Big Cats, Charisma, and Conservation
Most humans probably like to think of themselves as egalitarian in many aspects of their lives, but it is clear that when it comes to animals, we often consider some species to be “more equal than others.” It is ethical inconsistency that drives our ability to love certain species while eating other quite similar animals. In the same vein, this inconsistency is one of the central dynamics at play in “practical conservation” – the notion that the general public and policy makers value some species more than others, and that they don’t have the inclination to save them all. To engage the public in conservation efforts, and to influence political decisions and the raising of funds, “it is arguably more important for conservationists and policy makes to understand which species are more valued and why.”
This study aimed to recognize these “flagship species,” noting that “any species selected as a flagship [for a campaign] needs to be both relevant to the conservation issue and appropriate for the intended audience of the campaign.” While some of the preferred species may seem intuitive, the authors of this study were interested in “exploring mammalian charisma.” They did this by showing respondents photographs to see the kinds of species they preferred, explored why this might be, and saw whether those preferences were regionally consistent. With these kinds of factors identified, the authors believe it may be possible to “predict charisma” which would help to identify the species that could be effective flagships for future campaigns.
The researchers presented a set of 100 photographs of terrestrial mammals, representing 25 orders and 69 families, and showed them to 1500 participants in five countries. The respondents were shown pairs of photos at a time and were asked to rate the strength of their preference based on a range of descriptive attributes. The researchers found what they consider to be “novel, valuable insights” about which species people prefer and why. Cats, particularly large ones, ranked very highly, with tigers in 1st place; in fact, six of the top ten species were from a single family, the Felidae.

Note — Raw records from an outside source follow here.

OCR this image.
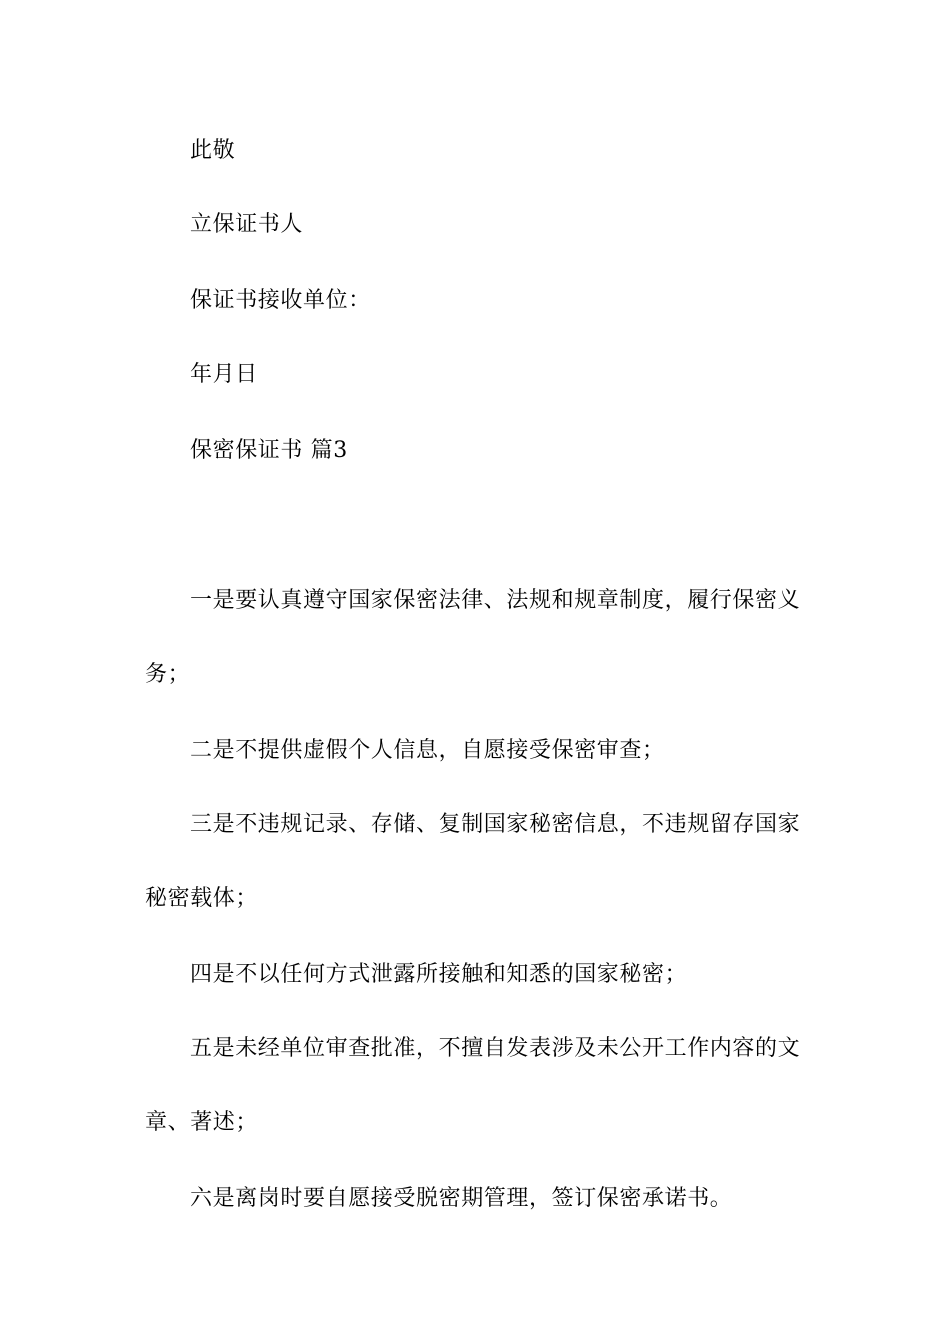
此敬
立保证书人
保证书接收单位：
年月日
保密保证书 篇3
一是要认真遵守国家保密法律、法规和规章制度，履行保密义
务；
二是不提供虚假个人信息，自愿接受保密审查；
三是不违规记录、存储、复制国家秘密信息，不违规留存国家
秘密载体；
四是不以任何方式泄露所接触和知悉的国家秘密；
五是未经单位审查批准，不擅自发表涉及未公开工作内容的文
章、著述；
六是离岗时要自愿接受脱密期管理，签订保密承诺书。
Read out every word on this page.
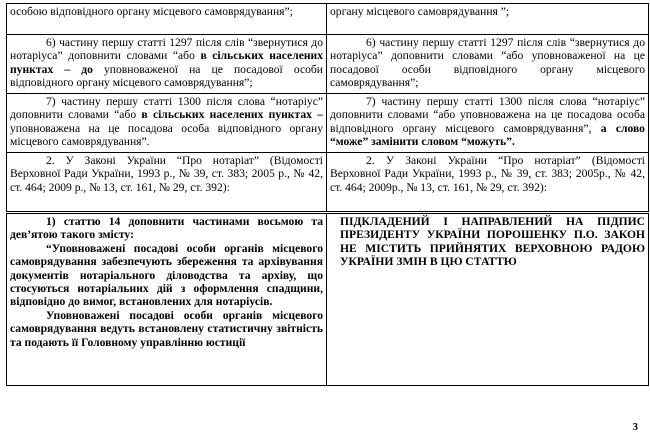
особою відповідного органу місцевого самоврядування”;	органу місцевого самоврядування ”;

6) частину першу статті 1297 після слів “звернутися до нотаріуса” доповнити словами “або в сільських населених пунктах – до уповноваженої на це посадової особи відповідного органу місцевого самоврядування”;	6) частину першу статті 1297 після слів “звернутися до нотаріуса” доповнити словами “або уповноваженої на це посадової особи відповідного органу місцевого самоврядування”;

7) частину першу статті 1300 після слова “нотаріус” доповнити словами “або в сільських населених пунктах – уповноважена на це посадова особа відповідного органу місцевого самоврядування”.	7) частину першу статті 1300 після слова “нотаріус” доповнити словами “або уповноважена на це посадова особа відповідного органу місцевого самоврядування”, а слово “може” замінити словом “можуть”.

2. У Законі України “Про нотаріат” (Відомості Верховної Ради України, 1993 р., № 39, ст. 383; 2005 р., № 42, ст. 464; 2009 р., № 13, ст. 161, № 29, ст. 392):	2. У Законі України “Про нотаріат” (Відомості Верховної Ради України, 1993 р., № 39, ст. 383; 2005р., № 42, ст. 464; 2009р., № 13, ст. 161, № 29, ст. 392):

1) статтю 14 доповнити частинами восьмою та дев’ятою такого змісту:

“Уповноважені посадові особи органів місцевого самоврядування забезпечують збереження та архівування документів нотаріального діловодства та архіву, що стосуються нотаріальних дій з оформлення спадщини, відповідно до вимог, встановлених для нотаріусів.

Уповноважені посадові особи органів місцевого самоврядування ведуть встановлену статистичну звітність та подають її Головному управлінню юстиції	ПІДКЛАДЕНИЙ І НАПРАВЛЕНИЙ НА ПІДПИС ПРЕЗИДЕНТУ УКРАЇНИ ПОРОШЕНКУ П.О. ЗАКОН НЕ МІСТИТЬ ПРИЙНЯТИХ ВЕРХОВНОЮ РАДОЮ УКРАЇНИ ЗМІН В ЦЮ СТАТТЮ

3
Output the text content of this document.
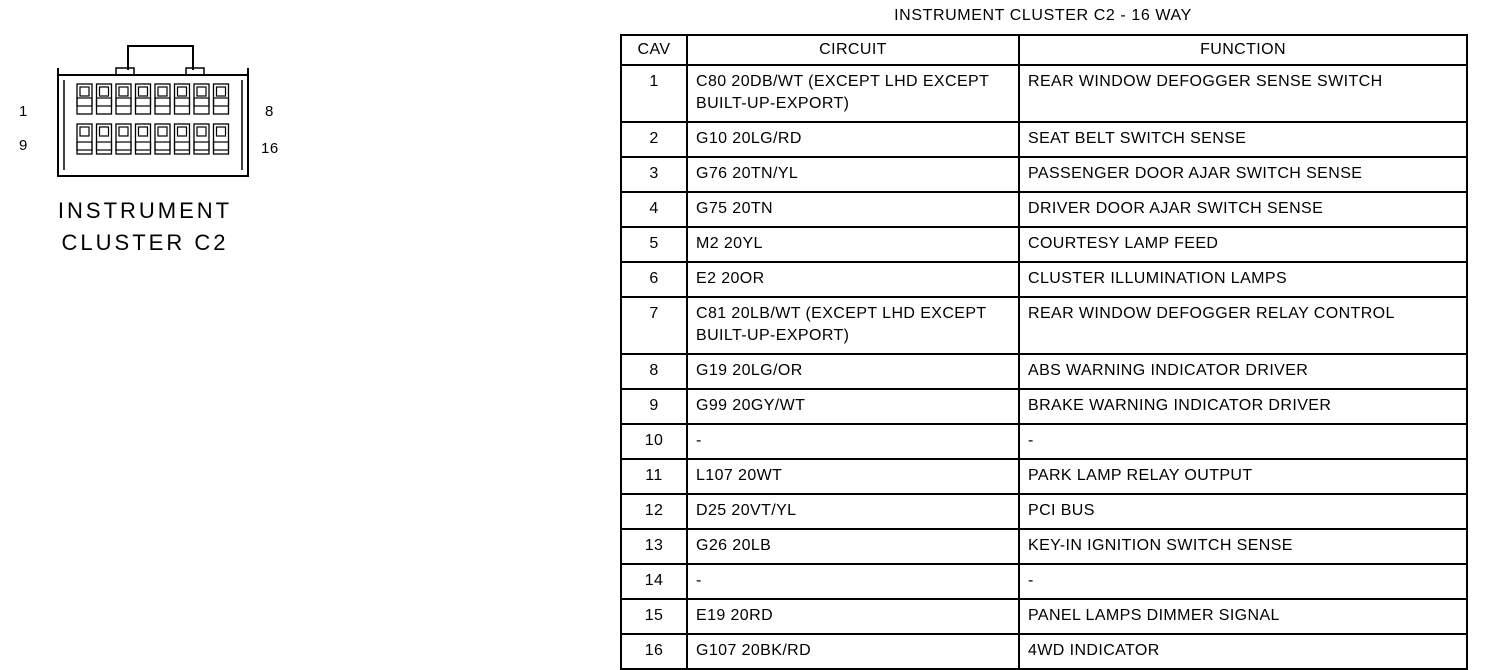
1	8
9	16
INSTRUMENT
CLUSTER C2
INSTRUMENT CLUSTER C2 - 16 WAY
CAV	CIRCUIT	FUNCTION
1	C80 20DB/WT (EXCEPT LHD EXCEPT BUILT-UP-EXPORT)	REAR WINDOW DEFOGGER SENSE SWITCH
2	G10 20LG/RD	SEAT BELT SWITCH SENSE
3	G76 20TN/YL	PASSENGER DOOR AJAR SWITCH SENSE
4	G75 20TN	DRIVER DOOR AJAR SWITCH SENSE
5	M2 20YL	COURTESY LAMP FEED
6	E2 20OR	CLUSTER ILLUMINATION LAMPS
7	C81 20LB/WT (EXCEPT LHD EXCEPT BUILT-UP-EXPORT)	REAR WINDOW DEFOGGER RELAY CONTROL
8	G19 20LG/OR	ABS WARNING INDICATOR DRIVER
9	G99 20GY/WT	BRAKE WARNING INDICATOR DRIVER
10	-	-
11	L107 20WT	PARK LAMP RELAY OUTPUT
12	D25 20VT/YL	PCI BUS
13	G26 20LB	KEY-IN IGNITION SWITCH SENSE
14	-	-
15	E19 20RD	PANEL LAMPS DIMMER SIGNAL
16	G107 20BK/RD	4WD INDICATOR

In addition to the top ranking for tigers, lions placed 3rd, cheetahs came 4th, leopards placed 6th, clouded leopards were 7th, and Iberian lynx 9th. African elephants ranked 2nd. The researchers hoped their findings would be applicable for all countries and social groups, but attitudes “vary across different societies.” The variation is explained in part by how close people live to different species and the frequency and types of interactions. Generally speaking, the type of animal (family) and the size of the animal had the biggest effect on degree of support for the animal.
This study shows that animal advocates engaged in conservation campaigns can utilize the “overwhelming” appeal of felids in order to generate more interest in the cause. The wide ranging data that this study provides, and the model outlined by the researchers, gives a possible roadmap for conservation advocates to follow to better engender public support for a particular issue. The preeminence of big cats in their findings leads these researchers to consider them as one big group, Felis felicis, which they call “a globally powerful emblem and flagship for conservation.” While the authors still consider these findings to be “preliminary,” the results are useful for wildlife advocates interested in maximizing the effectiveness of their campaigns.